We treat this process similar to the way astrophysicists study black holes. We don’t try to find the algorithm itself. Instead we monitor the effects it has on other objects. For example, we can track a wide variety of pages using a wide variety of SEO tactics and monitor their ranking over long periods of time. When we notice rankings shift suddenly, we often assume an update to the algorithm. We cross-reference that information with the tactics used on each site to make educated guesses at what sorts of specific updates were made. As such, if a site that is primarily ranked on ‘link building’ has a decreased ranking, we can assume that the algorithm updates were focused on downgrading that sort of tactic.
Why is the quality of the ranking algorithm so important to Google? Their purpose is to provide relevant, high quality content to their users. Doing this manually would obviously be a monumental task so they must use an algorithm to sort and separate the relevant from the irrelevant and rank that in order of popularity using the factors available to them.
Generally, updates are suspected and reported on within the various SEO communities as soon as the tracking tools begin to light up. We refer to them as ‘unconfirmed update’ for a period of a few weeks until Google announces the update with an official name. Google has had many themes for these updates in the past, such as “content quality” for the 2011 Panda update.
This past week, the tools lit up like a Christmas tree suggesting a fairly significant update. One particular metric, SEMrush Sensor, which tracks Search Engine Ranking Profile (SERP) Volatility, is showing nearly double the average volatility. Mozcast, which graphs volatility in the form of weather temperatures as one might see in a forecast, shows 110+ degrees multiple days last week which is obviously very, very hot.
While this is obviously still an unconfirmed update, it appears to be focused on link spamming and mobile interstitials (pop-ups on mobile devices). Google has stated repeatedly that mobile-first indexing is on the way and will be a major game changer.
Google is always looking to provide rankings based on rich, relevant content.
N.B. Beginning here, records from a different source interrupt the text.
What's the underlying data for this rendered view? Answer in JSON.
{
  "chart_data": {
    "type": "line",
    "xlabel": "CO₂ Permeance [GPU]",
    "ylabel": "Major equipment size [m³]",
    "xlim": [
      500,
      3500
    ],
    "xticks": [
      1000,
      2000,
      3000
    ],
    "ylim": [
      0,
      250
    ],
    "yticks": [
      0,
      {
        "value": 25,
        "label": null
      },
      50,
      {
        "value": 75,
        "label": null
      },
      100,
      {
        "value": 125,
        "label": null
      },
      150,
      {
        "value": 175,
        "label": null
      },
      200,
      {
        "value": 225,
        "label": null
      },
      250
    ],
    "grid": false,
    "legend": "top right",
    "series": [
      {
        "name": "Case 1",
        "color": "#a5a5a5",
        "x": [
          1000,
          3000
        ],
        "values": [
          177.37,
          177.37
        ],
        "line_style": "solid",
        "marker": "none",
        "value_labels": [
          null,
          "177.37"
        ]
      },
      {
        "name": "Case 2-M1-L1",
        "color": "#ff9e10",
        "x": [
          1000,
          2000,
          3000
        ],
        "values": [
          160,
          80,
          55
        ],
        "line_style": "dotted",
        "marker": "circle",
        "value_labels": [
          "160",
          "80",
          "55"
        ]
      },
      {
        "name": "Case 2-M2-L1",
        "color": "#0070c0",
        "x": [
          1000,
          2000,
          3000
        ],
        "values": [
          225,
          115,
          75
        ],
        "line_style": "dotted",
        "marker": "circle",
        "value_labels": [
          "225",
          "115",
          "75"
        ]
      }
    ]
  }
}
This is why sites using black hat SEO tactics such as blog comment spamming (i.e. “picture frames picture frames picture frames, etc”) and cloaking (showing google something different than normal users) continue to be hunted down and de-indexed. The better Google gets at finding the best sites to rank first, the more important it will be to have the SEO staples of old such as responsiveness, modern development tools like HTML5, and high quality links to your site.